Сказание Курбского о «новоизбиенных мучениках» представляет собой памфлет во многом более тенденциозный, нежели памфлеты иноземных авантюристов. Пользоваться им можно лишь после самой строгой критики и сопоставления с другими источниками.

Исключительный интерес для истории опричнины представляют Послания Ивана Грозного к Курбскому и другим лицам. Послания опубликованы Д.С. Лихачевым и Я.С. Лурье и снабжены переводом и обширными комментариями, имеющими самостоятельное научное значение185. Изданию предпослан подробный археографический обзор. Отдельным разделом в сборник включены Послания в Литву главных земских бояр Бельского, Мстиславского, Воротынского и Федорова. В литературе давно высказывалось предположение, что именно царь был автором боярских грамот186. В новейшее время подобное предположение убедительно аргументировал Я.С. Лурье187. Он отметил, что тексты Посланий, формально принадлежащих различным лицам, на протяжении многих страниц сходны между собой. Многие выражения и цитаты «боярских грамот» дословно совпадают с выражениями подлинных посланий Грозного. Общий стиль грамот также обнаруживает руку царя, любителя и мастера «грубианской» полемической литературы188. Указанные соображения представляются нам справедливыми, но лишь по отношению к грамотам Бельского, Мстиславского и Воротынского. Эти грамоты во многом повторяют и продолжают друг друга. Все они были подписаны в Москве в то время, когда там находился царь, между 2 и 27 июлем 1567 г. Грамоты боярина И.П. Федорова не связаны текстологически с посланиями московских бояр и заметно отличаются от них своей краткостью, сдержанным тоном и наличием сугубо интимных мотивов, полностью отсутствовавших в московских посланиях189. «А ведь же, государу, – писал Федоров польскому королю, – я уже человек при старости… немного жити… Чему же треба тебе по моей старости?»190. Подобные строки, очевидно, не могли быть сочинены никем, кроме самого Федорова. Заметим также, что Федоров написал свои грамоты в Полоцке 6 августа 1567 г., в то время как царь находился в Москве.

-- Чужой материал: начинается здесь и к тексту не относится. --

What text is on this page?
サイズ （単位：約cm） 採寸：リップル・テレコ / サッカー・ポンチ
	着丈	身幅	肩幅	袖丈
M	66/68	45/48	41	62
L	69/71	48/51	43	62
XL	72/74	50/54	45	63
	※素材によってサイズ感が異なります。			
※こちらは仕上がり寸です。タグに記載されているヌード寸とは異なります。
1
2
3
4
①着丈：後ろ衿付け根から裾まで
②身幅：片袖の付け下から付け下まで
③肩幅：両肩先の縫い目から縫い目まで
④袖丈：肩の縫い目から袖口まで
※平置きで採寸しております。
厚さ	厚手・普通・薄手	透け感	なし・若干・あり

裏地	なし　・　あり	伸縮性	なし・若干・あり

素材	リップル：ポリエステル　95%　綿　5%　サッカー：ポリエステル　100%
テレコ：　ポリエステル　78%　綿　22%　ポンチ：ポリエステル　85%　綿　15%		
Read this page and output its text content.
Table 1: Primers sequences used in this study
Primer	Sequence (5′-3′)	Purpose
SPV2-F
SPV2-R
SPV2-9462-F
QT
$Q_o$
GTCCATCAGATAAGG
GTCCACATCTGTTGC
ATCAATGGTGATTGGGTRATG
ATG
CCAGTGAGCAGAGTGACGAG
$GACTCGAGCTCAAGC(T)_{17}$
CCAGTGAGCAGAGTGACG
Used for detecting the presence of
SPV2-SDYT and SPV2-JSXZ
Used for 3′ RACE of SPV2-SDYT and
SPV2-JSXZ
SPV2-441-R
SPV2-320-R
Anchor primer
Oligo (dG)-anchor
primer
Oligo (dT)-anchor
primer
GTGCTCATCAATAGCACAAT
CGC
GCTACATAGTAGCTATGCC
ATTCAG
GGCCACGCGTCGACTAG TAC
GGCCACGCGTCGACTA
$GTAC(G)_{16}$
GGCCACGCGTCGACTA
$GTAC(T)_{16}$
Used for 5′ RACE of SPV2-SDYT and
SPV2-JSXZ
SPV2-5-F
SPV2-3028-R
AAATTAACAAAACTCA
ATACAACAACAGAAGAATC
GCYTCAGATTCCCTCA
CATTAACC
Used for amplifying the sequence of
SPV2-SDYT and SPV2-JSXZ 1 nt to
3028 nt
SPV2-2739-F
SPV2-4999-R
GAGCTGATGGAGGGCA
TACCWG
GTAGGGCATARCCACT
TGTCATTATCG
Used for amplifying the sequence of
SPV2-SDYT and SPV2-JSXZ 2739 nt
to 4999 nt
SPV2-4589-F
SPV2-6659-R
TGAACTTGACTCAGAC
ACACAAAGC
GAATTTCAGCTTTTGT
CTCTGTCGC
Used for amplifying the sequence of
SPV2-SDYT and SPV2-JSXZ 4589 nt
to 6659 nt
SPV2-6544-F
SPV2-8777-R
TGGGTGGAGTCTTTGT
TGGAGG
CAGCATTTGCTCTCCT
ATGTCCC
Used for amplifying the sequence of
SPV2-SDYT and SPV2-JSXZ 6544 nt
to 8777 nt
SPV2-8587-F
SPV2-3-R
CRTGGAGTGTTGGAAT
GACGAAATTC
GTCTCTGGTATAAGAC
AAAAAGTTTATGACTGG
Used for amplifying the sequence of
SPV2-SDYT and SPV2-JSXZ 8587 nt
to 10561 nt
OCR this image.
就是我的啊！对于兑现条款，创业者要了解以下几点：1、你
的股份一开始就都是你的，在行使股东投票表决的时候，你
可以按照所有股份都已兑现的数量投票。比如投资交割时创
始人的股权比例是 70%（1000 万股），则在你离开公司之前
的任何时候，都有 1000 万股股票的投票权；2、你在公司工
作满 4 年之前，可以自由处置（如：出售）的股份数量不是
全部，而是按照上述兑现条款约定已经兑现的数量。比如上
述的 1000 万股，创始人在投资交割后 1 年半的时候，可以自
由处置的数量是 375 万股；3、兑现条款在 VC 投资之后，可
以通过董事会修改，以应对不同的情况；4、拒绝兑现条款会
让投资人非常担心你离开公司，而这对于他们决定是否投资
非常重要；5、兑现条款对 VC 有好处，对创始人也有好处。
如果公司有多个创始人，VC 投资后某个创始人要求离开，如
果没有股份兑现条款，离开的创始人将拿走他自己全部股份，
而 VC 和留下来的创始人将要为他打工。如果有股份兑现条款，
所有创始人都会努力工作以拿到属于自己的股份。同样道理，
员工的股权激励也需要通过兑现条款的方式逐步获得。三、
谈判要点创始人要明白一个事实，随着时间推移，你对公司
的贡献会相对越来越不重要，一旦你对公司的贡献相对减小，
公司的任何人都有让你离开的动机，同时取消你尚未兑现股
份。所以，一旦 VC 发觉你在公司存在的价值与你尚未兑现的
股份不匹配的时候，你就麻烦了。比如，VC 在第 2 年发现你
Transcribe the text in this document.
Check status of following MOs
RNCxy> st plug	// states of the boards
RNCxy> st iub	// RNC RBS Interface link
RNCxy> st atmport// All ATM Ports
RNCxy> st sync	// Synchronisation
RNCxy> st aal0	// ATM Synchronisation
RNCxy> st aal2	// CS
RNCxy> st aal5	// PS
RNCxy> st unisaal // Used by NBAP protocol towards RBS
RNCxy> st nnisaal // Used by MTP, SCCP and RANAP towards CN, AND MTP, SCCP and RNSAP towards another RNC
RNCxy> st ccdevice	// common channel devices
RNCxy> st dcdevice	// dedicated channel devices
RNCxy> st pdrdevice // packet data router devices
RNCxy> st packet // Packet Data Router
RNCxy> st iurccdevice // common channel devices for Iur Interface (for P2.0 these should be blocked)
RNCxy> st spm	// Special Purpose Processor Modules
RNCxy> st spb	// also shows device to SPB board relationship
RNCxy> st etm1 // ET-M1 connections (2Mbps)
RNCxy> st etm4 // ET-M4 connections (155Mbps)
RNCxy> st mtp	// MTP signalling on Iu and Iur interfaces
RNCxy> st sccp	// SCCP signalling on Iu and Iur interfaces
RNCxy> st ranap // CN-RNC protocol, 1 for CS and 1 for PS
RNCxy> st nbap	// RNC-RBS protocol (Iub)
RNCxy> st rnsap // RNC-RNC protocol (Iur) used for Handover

Приведенные соображения позволяют оспаривать предположение, будто автором полоцких посланий боярина Федорова был царь Иван.

Духовное завещание Грозного наряду с его письмами принадлежит к числу интереснейших памятников периода опричнины. Источник этот давно введен в научный оборот, но доныне использование его затруднено вследствие двух обстоятельств. Прежде всего завещание сохранилось в единственной, очень испорченной, поздней копии. Помимо того, в его тексте отсутствует точная дата191.

Академик С.Б. Веселовский посвятил царской духовной обстоятельное исследование. По его мнению, Грозный составил свое завещание не ранее апреля-мая 1572 года. В тексте духовной упомянуты имена царицы Анны Колтовской и митрополита Антония, но помолвка царя с Анной состоялась в апреле 1572 г., а Антоний занял митрополичий престол через месяц192. По предположению С.Б. Веселовского, завещание появилось в дни татарского вторжения летом 1572 г., когда Иван вынужден был спасаться от неприятеля в Новгороде и испытывал смертельную тревогу за свою судьбу. Вследствие этого завещание проникнуто тревожным настроением и мрачными предчувствиями. «Подводя итог, – пишет С.Б. Веселовский, – можно сказать, что завещание было написано в промежуток между началом июня и по 6 августа, когда царь… жил в Новгороде в тревожном ожидании исхода неминуемой кровавой схватки его воевод с татарами. Для правильного понимания духовной царя Ивана этот довод имеет очень существенное значение…»193. 6 августа 1572 г. Иван узнал о разгроме татар. Воспрянув духом, он забыл о своем завещании, которое так и осталось черновым наброском, не получившим юридической силы.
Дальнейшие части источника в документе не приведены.